Blue Potatoes contain powerful antioxidants that provide neuro-protective benefits like bolstering short-term memory and reducing mood-killing inflammation. They have iodine in them as well which helps to regulate thyroid function.

Dark Chocolate, not to be confused with milk chocolate contains cocoa. Cocoa helps give you a boost of concentration and blood flow or increase mood overall.

Grass-Fed Beef– Animals raised on grass pastures boast much higher levels of healthy conjugated linoleic acid (or CLA); CLA works against stress hormones and decreases belly fat in humans. Grass-fed beef is leaner and contains higher levels of omega-3 fatty acids for your optimal heart health (compared to grain-feed beef).

Chamomile Tea brings about better sleep and improved cognitive function. This can be helpful during the winter months when our circadian rhythms are thrown off by the time changes.

Pumpkin Seeds contain omega 6-fatty acids and consumption of this type of fatty acid discourages depression from happening.

Red Peppers have concentrated levels of vitamin C and boost your immune system to lessen the likelihood of colds. Therefore, your mood is more stable not having to battle the common cold.

Eggs contain zinc, B vitamins, iodide, and omega-3 fatty acid. Plus they are high in protein which is good for your muscles and energy levels.

Tomatoes’ skin is source of lycopene, which is an antioxidant that protects your brain and fights depression-causing inflammation.

DISCLAIMER: If you have certain diagnosed medication conditions or food allergies, modifications or adjustments to eating these foods might have to be made.

How to Make Time to Eat Good Foods

You first might have to commit to this type of lifestyle change. That might mean choosing to stop eating at fast food restaurants.

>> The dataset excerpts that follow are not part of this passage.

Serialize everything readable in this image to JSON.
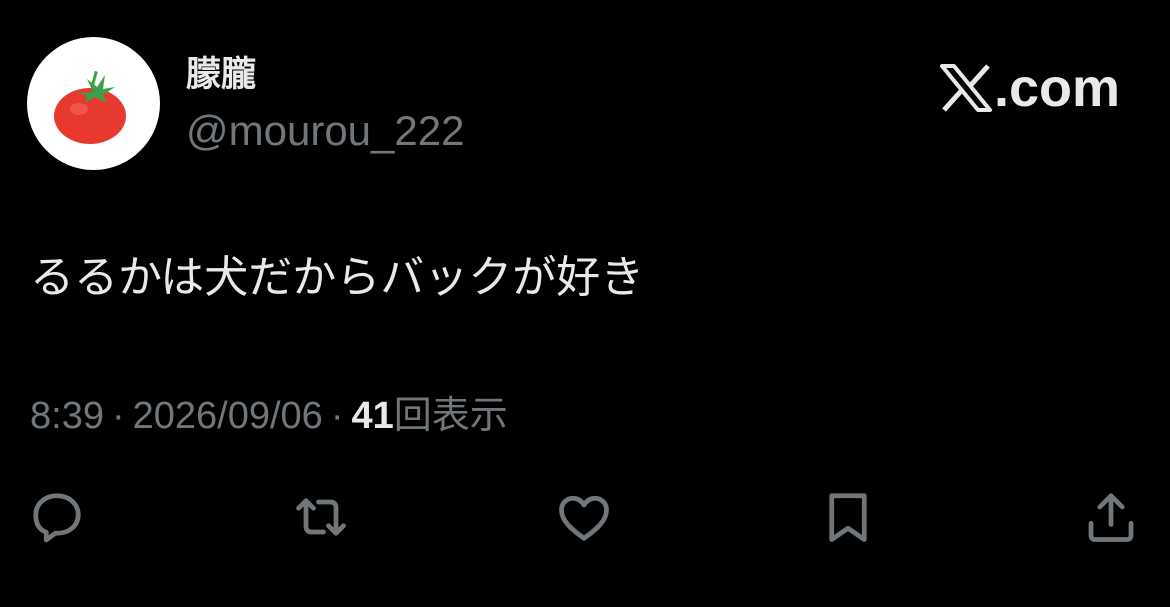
{
  "author": {
    "display_name": "朦朧",
    "handle": "@mourou_222",
    "avatar_icon": "tomato-icon"
  },
  "brand": {
    "icon": "x-logo-icon",
    "suffix": ".com"
  },
  "tweet": {
    "text": "るるかは犬だからバックが好き"
  },
  "meta": {
    "time": "8:39",
    "separator": "·",
    "date": "2026/09/06",
    "views_count": "41",
    "views_label": "回表示"
  },
  "actions": [
    {
      "icon": "reply-icon"
    },
    {
      "icon": "retweet-icon"
    },
    {
      "icon": "like-icon"
    },
    {
      "icon": "bookmark-icon"
    },
    {
      "icon": "share-icon"
    }
  ],
  "colors": {
    "background": "#000000",
    "primary_text": "#e7e9ea",
    "secondary_text": "#71767b",
    "tomato_red": "#e8392f",
    "leaf_green": "#3aa04a"
  }
}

It could mean taking a break from processed foods and cleaning out your pantry.

When going to the grocery store, try to make a habit out of shopping on the perimeters of the store. Stay away from middle aisles where processed foods usually live.

When you are choosing to use raw and unprocessed foods in your diet, you might want to learn about meal-prepping and take time out one day of the week, like Sundays, to dedicate to cutting vegetables and cooking. In this way, you are making –ready-to-grab food options instead of eating quick foods that might not be the best choices.

Over Time Healthy Food Choices Make a Difference

These nutrient-rich foods help you live a healthier life. They help you live longer. Healthier foods keep your brain cells connecting optimally. It helps myelin. Myelin is a specialized, lipid-rich, electrically-insulating tissue. It is fundamental to neuron-to-neuron-electrical communication.

Depression and anxiety is happening to individuals because there is a problem with myelination. Myelination in the brain is compromised. It is especially compromised under stress. This includes being sad on a daily basis, having gone through a trauma or having high amounts of stress related to irritability, anxiety or worry.

Depression is characterized by abnormalities in the brain, including myelin. Now we can see the importance of getting enough folate and vitamin-rich foods can decrease depressive symptoms. These foods improve myelination. Chronic stress or mental illness can damage brain structure and connectivity. Wouldn’t you want to encourage healthy connections in your brain just by making healthy diet modifications? It is a simple fix you are in control of.

(DISCLAIMER: Medication-management is recommended by psychiatrists for those suffering with severe to extreme depression. A healthy diet can be a helpful factor in aiding your battle against depression. For mild to moderate depression, alternative treatment and modifications to diet can be noticeably helpful.)